Wednesday, August 1, 2012

The Olympics

You probably knew this post was coming.

I am a huge Summer Olympics fan. Soccer, women's gymnastics and diving are my favorites, but I'm also enjoying swimming. I was dreading being at work and knowing everything before it was on TV, but keeping things updated on the website at work has actually been a lot of fun. I follow what the wire service posts, but I also watch a lot of it live online.

On Tuesday, I had three screens going — iPad, desktop and laptop. On the iPad I had the live NBC feed, on the desktop I had the wire service and the administration for our website, and on the laptop my Twitter feed and email. And I do the same thing at home, but add in the TV and phone.

And even though I know everything that happens and have usually watched everything on primetime, I still watch it all on primetime when I get home.

So I know a lot about what is going on at the Olympics every day. In a work meeting on Tuesday I questioned some of what we were doing in print related to the Olympics and revealed how closely I follow everything. So later on, there was a debate about something Olympics-related in the newsroom, and my co-worker sided with me, saying I'm the mid-Missouri expert on the Olympics. I wouldn't go that far, but I will admit I'm Olympics-obsessed right now.

Some of my favorite things:

1. I love how unpolished and real most of these athletes are. When I watched Missy Franklin on the podium Monday night, I could see in her watery eyes that this has been her dream for most of her 17 years. It was real emotion, not manufactured. With all of the reality shows on TV, everything feels manufactured and fake. But these athletes are the real deal. They aren't always going to be eloquent or "quotable" in interviews, but you know they are speaking from the heart.

2. Gabby Douglas. She is the Shawn Johnson of this Olympics. She is so good, and you can't watch her without smiling. And she meditates on Scripture.

3. The Lochte/Phelps rivalry. This is manufactured by the media. But on Saturday, I made a bet with the sports editor that Ryan Lochte would win more medals than Michael Phelps, purely because I'm tired of the hype around Phelps. Neither one is really proving to be as great as expected, but I'm ahead by one gold medal at this point. The bet — I have to admit to him that I was wrong if I lose — is keeping things interesting and is probably why I care about swimming in this Olympics.

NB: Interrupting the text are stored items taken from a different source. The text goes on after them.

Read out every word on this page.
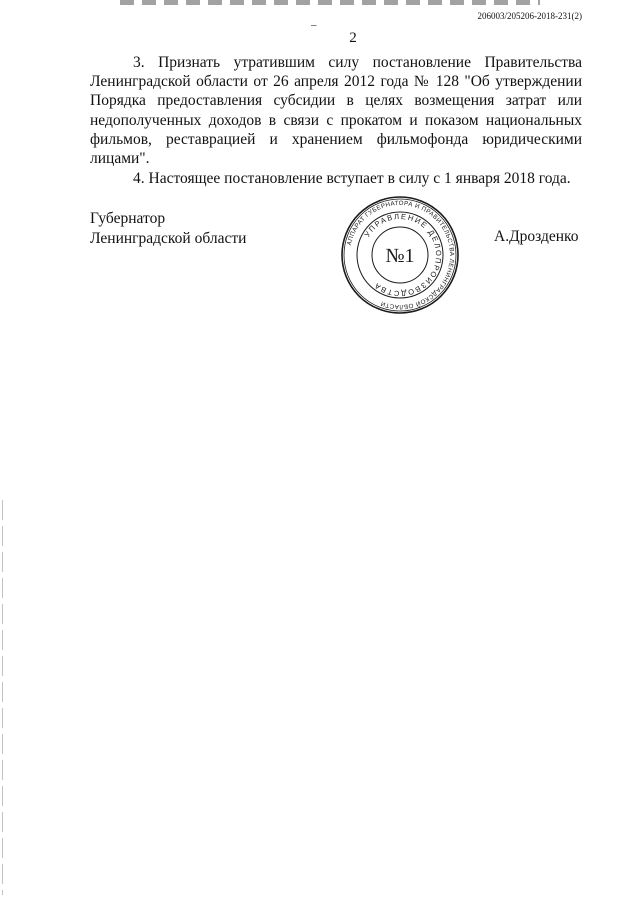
206003/205206-2018-231(2)
–
2

3. Признать утратившим силу постановление Правительства Ленинградской области от 26 апреля 2012 года № 128 "Об утверждении Порядка предоставления субсидии в целях возмещения затрат или недополученных доходов в связи с прокатом и показом национальных фильмов, реставрацией и хранением фильмофонда юридическими лицами".

4. Настоящее постановление вступает в силу с 1 января 2018 года.

Губернатор
Ленинградской области	А.Дрозденко
АППАРАТ ГУБЕРНАТОРА И ПРАВИТЕЛЬСТВА ЛЕНИНГРАДСКОЙ ОБЛАСТИ
УПРАВЛЕНИЕ ДЕЛОПРОИЗВОДСТВА
№1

4. Twitter and the Olympics apps. There's a lot of complaints about NBC and the tape delay. NBC has definitely had its moments, and the tape delay is frustrating, but since I'm watching online and on TV later, their plan must be working. But I've loved following everything on Twitter and seeing the athletes tweet. I also have the NBC Olympics app on my phone, and I've really enjoyed the primetime companion. There are facts, photos and trivia updated during primetime. J loves trivia and is really good at it, so we've had fun answering questions while we watch.

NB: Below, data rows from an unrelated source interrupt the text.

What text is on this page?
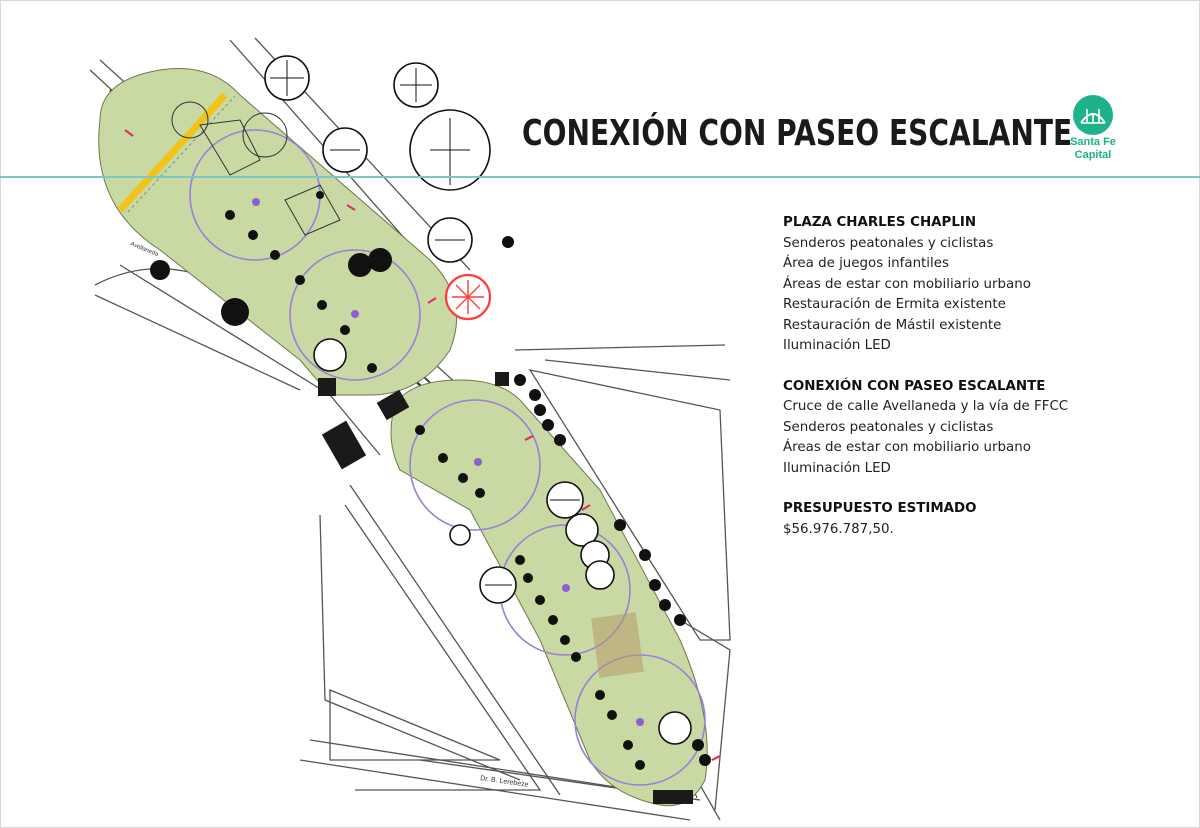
Dr. B. Lerebeze
Avellaneda
CONEXIÓN CON PASEO ESCALANTE
Santa Fe
Capital
PLAZA CHARLES CHAPLIN
Senderos peatonales y ciclistas
Área de juegos infantiles
Áreas de estar con mobiliario urbano
Restauración de Ermita existente
Restauración de Mástil existente
Iluminación LED
CONEXIÓN CON PASEO ESCALANTE
Cruce de calle Avellaneda y la vía de FFCC
Senderos peatonales y ciclistas
Áreas de estar con mobiliario urbano
Iluminación LED
PRESUPUESTO ESTIMADO
$56.976.787,50.
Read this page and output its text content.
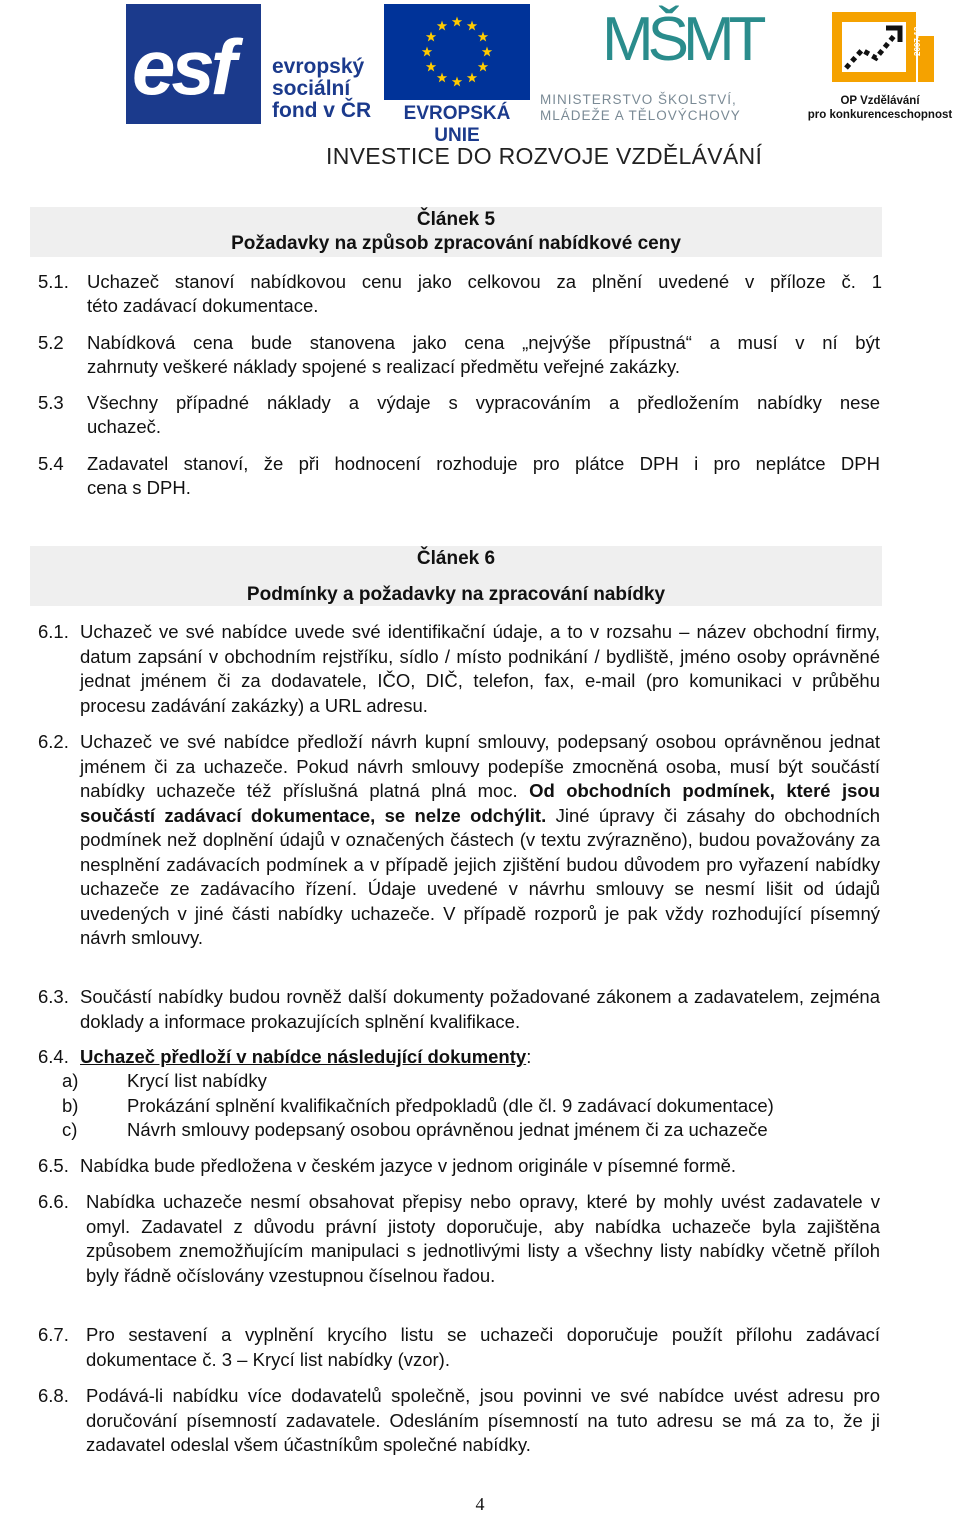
esf evropský
sociální
fond v ČR	EVROPSKÁ UNIE
MŠMT
MINISTERSTVO ŠKOLSTVÍ,
MLÁDEŽE A TĚLOVÝCHOVY
2007-13
OP Vzdělávání
pro konkurenceschopnost
INVESTICE DO ROZVOJE VZDĚLÁVÁNÍ
Článek 5
Požadavky na způsob zpracování nabídkové ceny
5.1. Uchazeč stanoví nabídkovou cenu jako celkovou za plnění uvedené v příloze č. 1
této zadávací dokumentace.
5.2 Nabídková cena bude stanovena jako cena „nejvýše přípustná“ a musí v ní být
zahrnuty veškeré náklady spojené s realizací předmětu veřejné zakázky.
5.3 Všechny případné náklady a výdaje s vypracováním a předložením nabídky nese
uchazeč.
5.4 Zadavatel stanoví, že při hodnocení rozhoduje pro plátce DPH i pro neplátce DPH
cena s DPH.
Článek 6
Podmínky a požadavky na zpracování nabídky
6.1. Uchazeč ve své nabídce uvede své identifikační údaje, a to v rozsahu – název obchodní firmy, datum zapsání v obchodním rejstříku, sídlo / místo podnikání / bydliště, jméno osoby oprávněné jednat jménem či za dodavatele, IČO, DIČ, telefon, fax, e-mail (pro komunikaci v průběhu procesu zadávání zakázky) a URL adresu.
6.2. Uchazeč ve své nabídce předloží návrh kupní smlouvy, podepsaný osobou oprávněnou jednat jménem či za uchazeče. Pokud návrh smlouvy podepíše zmocněná osoba, musí být součástí nabídky uchazeče též příslušná platná plná moc. Od obchodních podmínek, které jsou součástí zadávací dokumentace, se nelze odchýlit. Jiné úpravy či zásahy do obchodních podmínek než doplnění údajů v označených částech (v textu zvýrazněno), budou považovány za nesplnění zadávacích podmínek a v případě jejich zjištění budou důvodem pro vyřazení nabídky uchazeče ze zadávacího řízení. Údaje uvedené v návrhu smlouvy se nesmí lišit od údajů uvedených v jiné části nabídky uchazeče. V případě rozporů je pak vždy rozhodující písemný návrh smlouvy.
6.3. Součástí nabídky budou rovněž další dokumenty požadované zákonem a zadavatelem, zejména doklady a informace prokazujících splnění kvalifikace.
6.4. Uchazeč předloží v nabídce následující dokumenty:
a)	Krycí list nabídky
b)	Prokázání splnění kvalifikačních předpokladů (dle čl. 9 zadávací dokumentace)
c)	Návrh smlouvy podepsaný osobou oprávněnou jednat jménem či za uchazeče
6.5. Nabídka bude předložena v českém jazyce v jednom originále v písemné formě.
6.6. Nabídka uchazeče nesmí obsahovat přepisy nebo opravy, které by mohly uvést zadavatele v omyl. Zadavatel z důvodu právní jistoty doporučuje, aby nabídka uchazeče byla zajištěna způsobem znemožňujícím manipulaci s jednotlivými listy a všechny listy nabídky včetně příloh byly řádně očíslovány vzestupnou číselnou řadou.
6.7. Pro sestavení a vyplnění krycího listu se uchazeči doporučuje použít přílohu zadávací dokumentace č. 3 – Krycí list nabídky (vzor).
6.8. Podává-li nabídku více dodavatelů společně, jsou povinni ve své nabídce uvést adresu pro doručování písemností zadavatele. Odesláním písemností na tuto adresu se má za to, že ji zadavatel odeslal všem účastníkům společné nabídky.
4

5. Soccer. It's so rare that I get to watch soccer, I have to find a way to watch it when it is on. I had it on my iPad at work on Tuesday (so glad I can use work as an excuse for watching soccer). And I'm really looking forward to being on vacation and at my parents' next week for the finals.

And my one complaint: The Olympics can really make a 28-year-old feel old. These athletes are sometimes a little older than half my age. Some of the girls on the gymnastics team weren't even born when the U.S. won the gold medal in 1996. I vividly remember watching the '96 team practice at the Georgia Dome in Atlanta. And I'm only a year older than Michael Phelps, but the TV people make it sound like 27 is 40. I hope these athletes are able to move on and able to enjoy the rest of their lives when they leave their athletic careers. Your life is definitely not over at 28.